Alzheimer
« La Course contre la montre » sur France 2 le 22 septembre à 23h35
[hopital.fr] A l’occasion de la Journée mondiale de la maladie d’Alzheimer le 21 septembre, France 2 diffuse un documentaire tourné pendant quatre ans dans le service de neurologie du Professeur Bruno Dubois à la Pitié-Salpêtrière (Paris). Rencontre avec les réalisateurs.
Maisons-de-retraite.fr : Quelle est l’origine de ce documentaire ?

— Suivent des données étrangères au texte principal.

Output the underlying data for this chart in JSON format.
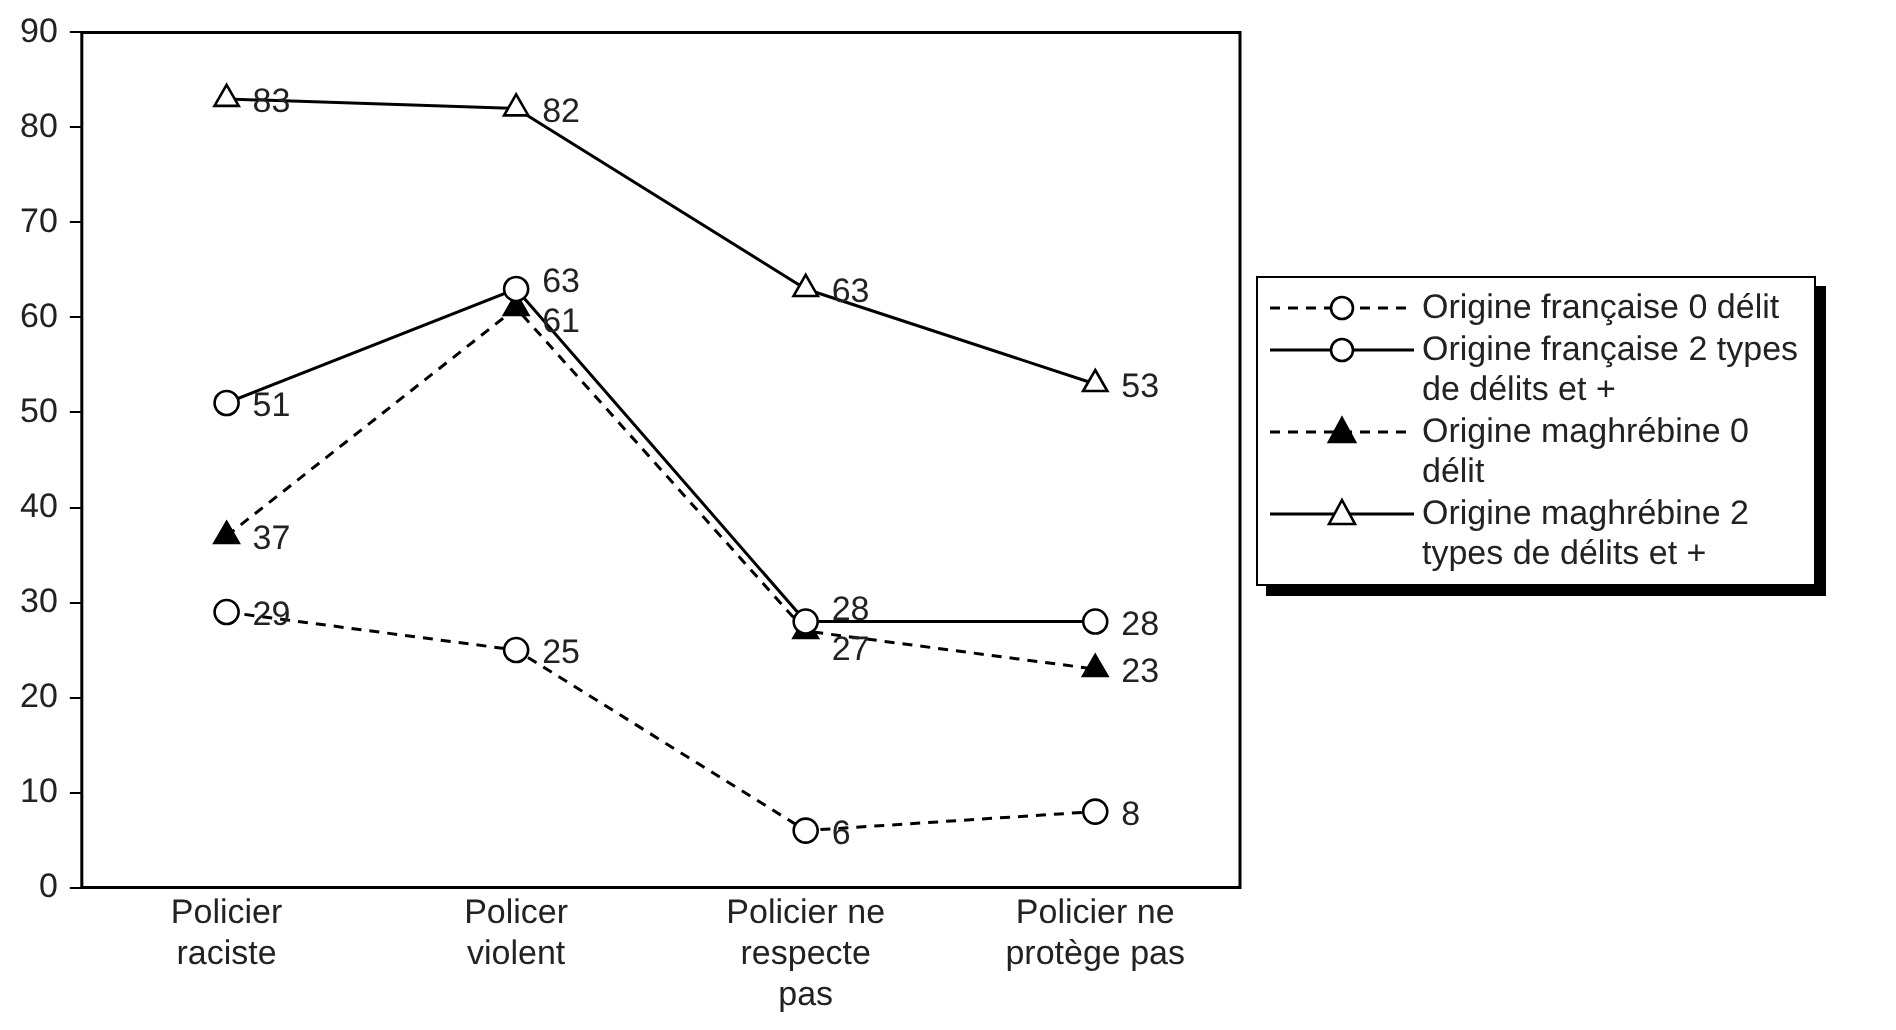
{
  "chart_data": {
    "type": "line",
    "categories": [
      "Policier raciste",
      "Policer violent",
      "Policier ne respecte pas",
      "Policier ne protège pas"
    ],
    "series": [
      {
        "name": "Origine française 0 délit",
        "color": "#000000",
        "values": [
          29,
          25,
          6,
          8
        ],
        "marker": "circle",
        "line_style": "dashed"
      },
      {
        "name": "Origine française 2 types de délits et +",
        "color": "#000000",
        "values": [
          51,
          63,
          28,
          28
        ],
        "marker": "circle",
        "line_style": "solid"
      },
      {
        "name": "Origine maghrébine 0 délit",
        "color": "#000000",
        "values": [
          37,
          61,
          27,
          23
        ],
        "marker": "triangle",
        "line_style": "dashed",
        "colors": [
          "#000000",
          "#000000",
          "#000000",
          "#000000"
        ]
      },
      {
        "name": "Origine maghrébine 2 types de délits et +",
        "color": "#000000",
        "values": [
          83,
          82,
          63,
          53
        ],
        "marker": "triangle",
        "line_style": "solid"
      }
    ],
    "ylim": [
      0,
      90
    ],
    "yticks": [
      0,
      10,
      20,
      30,
      40,
      50,
      60,
      70,
      80,
      90
    ],
    "grid": false,
    "legend": "right",
    "data_labels": true
  }
}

Pierre-Olivier François et Pierre Bourgeois : Les producteurs, Gero von Boehm, Christian Popp et France 2, voulaient évoquer la Journée mondiale d’Alzheimer mais de manière originale. C’est-à-dire en ne faisant ni un film médical ni une série de portraits comme cela avait déjà été fait par le passé. Est ainsi né le projet d’un film grand public sur le long cours qui met en scène les patients, les équipes médicales, les proches. Notre objectif était de faire un film scientifique sans perdre l’empathie que mérite tout patient suivi dans un film.
Quelle est l’originalité de ce projet tourné dans le service du professeur Dubois à la Pitié Salpêtrière ?
Le film a été tourné sur une durée incroyablement longue pour un documentaire : quatre ans. Cela vient du fait que nous avons suivi un essai thérapeutique, le protocole Hippocampe. Le nom vient du fait que la maladie se déclare en effet dans la zone du cerveau appelée hippocampe, là où se forment les souvenirs.
L’essai thérapeutique a commencé en 2007 et s’est prolongé jusqu’en mars 2011. Parmi les 210 malades qui y ont participé, nous en avons suivi trois – Alexandre, Thérèse et Roger – pendant leurs examens médicaux, leurs tests de mémoire.
En prescrivant un médicament qui atténue légèrement les symptômes chez les malades au stade avancé à des patients récemment diagnostiqués, les neurologues cherchent à savoir si celui-ci peut freiner voire bloquer la maladie. Les résultats sont très positifs car la destruction de l’hippocampe est réduite de moitié.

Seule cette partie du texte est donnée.